Nonetheless, it’s an important one for both, helping to scale Mojang’s business through a revenue-share deal and giving Cobalt a bigger audience than it might have found alone.
Carl Manneh, Mojang’s chief executive, says that Oxeye was a suitable partner because it shares its “philosophy of developing games, which is staying close to the community and treating it as a service”. He told the FT:
“The growth of Minecraft has put Mojang in a position where we can reach millions of gamers. Collaborating with other indie game studios is something we see as a natural step in order to release great games in a faster pace that we can do ourselves. We will only partner with studios that find our way of developing games appealing, and of course that we personally really like the games.”
Mr Manneh said future games could be of any genre but have to share Mojang’s agile, iterative approach to developing, working off the back of player feedback and results. Mr Manneh and his team must also “really like” any game Mojang publishes. As such, Mojang is taking each opportunity as it comes, with no set number of third-party titles lined up over any particular timeframe.
Recent reports have suggested that Rovio believes it can achieve a multi-billion-dollar valuation as it seeks to make Angry Birds into a Super Mario-style franchise. Reuters reported on Thursday that in an interview with a Finnish magazine, Rovio marketing chief Peter Vesterbacka said rumours of a $1bn valuation were “too low”.
Speaking to the FT earlier this year, Mr Manneh said several large venture firms and games companies had made lucrative offers but Mojang is trying to stay small and lean for the moment.
While Rovio is pushing into Angry Birds films, soft toys and other merchandising, Mojang – which relies on the open web rather than an app store as its primary distribution platform – is hoping to scale its business by becoming the destination for a certain flavour of lo-fi, modification-friendly indie games. It’s a smaller niche than a crowd-pleaser like Angry Birds, but as its sales figures show (Minecraft is still officially in beta), not an insignificant one.

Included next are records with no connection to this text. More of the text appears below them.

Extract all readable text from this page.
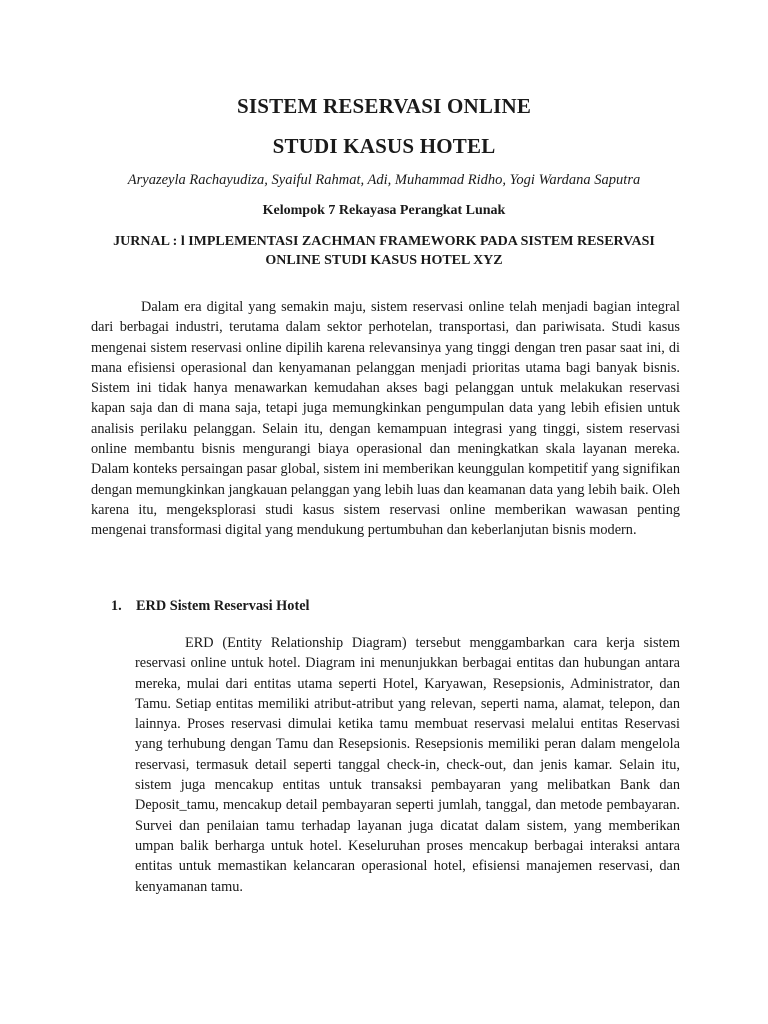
SISTEM RESERVASI ONLINE
STUDI KASUS HOTEL

Aryazeyla Rachayudiza, Syaiful Rahmat, Adi, Muhammad Ridho, Yogi Wardana Saputra

Kelompok 7 Rekayasa Perangkat Lunak

JURNAL : l IMPLEMENTASI ZACHMAN FRAMEWORK PADA SISTEM RESERVASI ONLINE STUDI KASUS HOTEL XYZ

Dalam era digital yang semakin maju, sistem reservasi online telah menjadi bagian integral dari berbagai industri, terutama dalam sektor perhotelan, transportasi, dan pariwisata. Studi kasus mengenai sistem reservasi online dipilih karena relevansinya yang tinggi dengan tren pasar saat ini, di mana efisiensi operasional dan kenyamanan pelanggan menjadi prioritas utama bagi banyak bisnis. Sistem ini tidak hanya menawarkan kemudahan akses bagi pelanggan untuk melakukan reservasi kapan saja dan di mana saja, tetapi juga memungkinkan pengumpulan data yang lebih efisien untuk analisis perilaku pelanggan. Selain itu, dengan kemampuan integrasi yang tinggi, sistem reservasi online membantu bisnis mengurangi biaya operasional dan meningkatkan skala layanan mereka. Dalam konteks persaingan pasar global, sistem ini memberikan keunggulan kompetitif yang signifikan dengan memungkinkan jangkauan pelanggan yang lebih luas dan keamanan data yang lebih baik. Oleh karena itu, mengeksplorasi studi kasus sistem reservasi online memberikan wawasan penting mengenai transformasi digital yang mendukung pertumbuhan dan keberlanjutan bisnis modern.

1. ERD Sistem Reservasi Hotel

ERD (Entity Relationship Diagram) tersebut menggambarkan cara kerja sistem reservasi online untuk hotel. Diagram ini menunjukkan berbagai entitas dan hubungan antara mereka, mulai dari entitas utama seperti Hotel, Karyawan, Resepsionis, Administrator, dan Tamu. Setiap entitas memiliki atribut-atribut yang relevan, seperti nama, alamat, telepon, dan lainnya. Proses reservasi dimulai ketika tamu membuat reservasi melalui entitas Reservasi yang terhubung dengan Tamu dan Resepsionis. Resepsionis memiliki peran dalam mengelola reservasi, termasuk detail seperti tanggal check-in, check-out, dan jenis kamar. Selain itu, sistem juga mencakup entitas untuk transaksi pembayaran yang melibatkan Bank dan Deposit_tamu, mencakup detail pembayaran seperti jumlah, tanggal, dan metode pembayaran. Survei dan penilaian tamu terhadap layanan juga dicatat dalam sistem, yang memberikan umpan balik berharga untuk hotel. Keseluruhan proses mencakup berbagai interaksi antara entitas untuk memastikan kelancaran operasional hotel, efisiensi manajemen reservasi, dan kenyamanan tamu.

Mr Manneh says that Mojang can offer other developers “bridges between the games, a unified payment system and login system”, although the precise details are still being finalised. There’s clearly a little way to go before Mojang becomes the next Activision Blizzard.
In the meantime, Minecraft fans will be able to try Cobalt at the PAX gaming event in Seattle later this month. The title will go into closed alpha at the end of September with a commercial release planned for later in the autumn.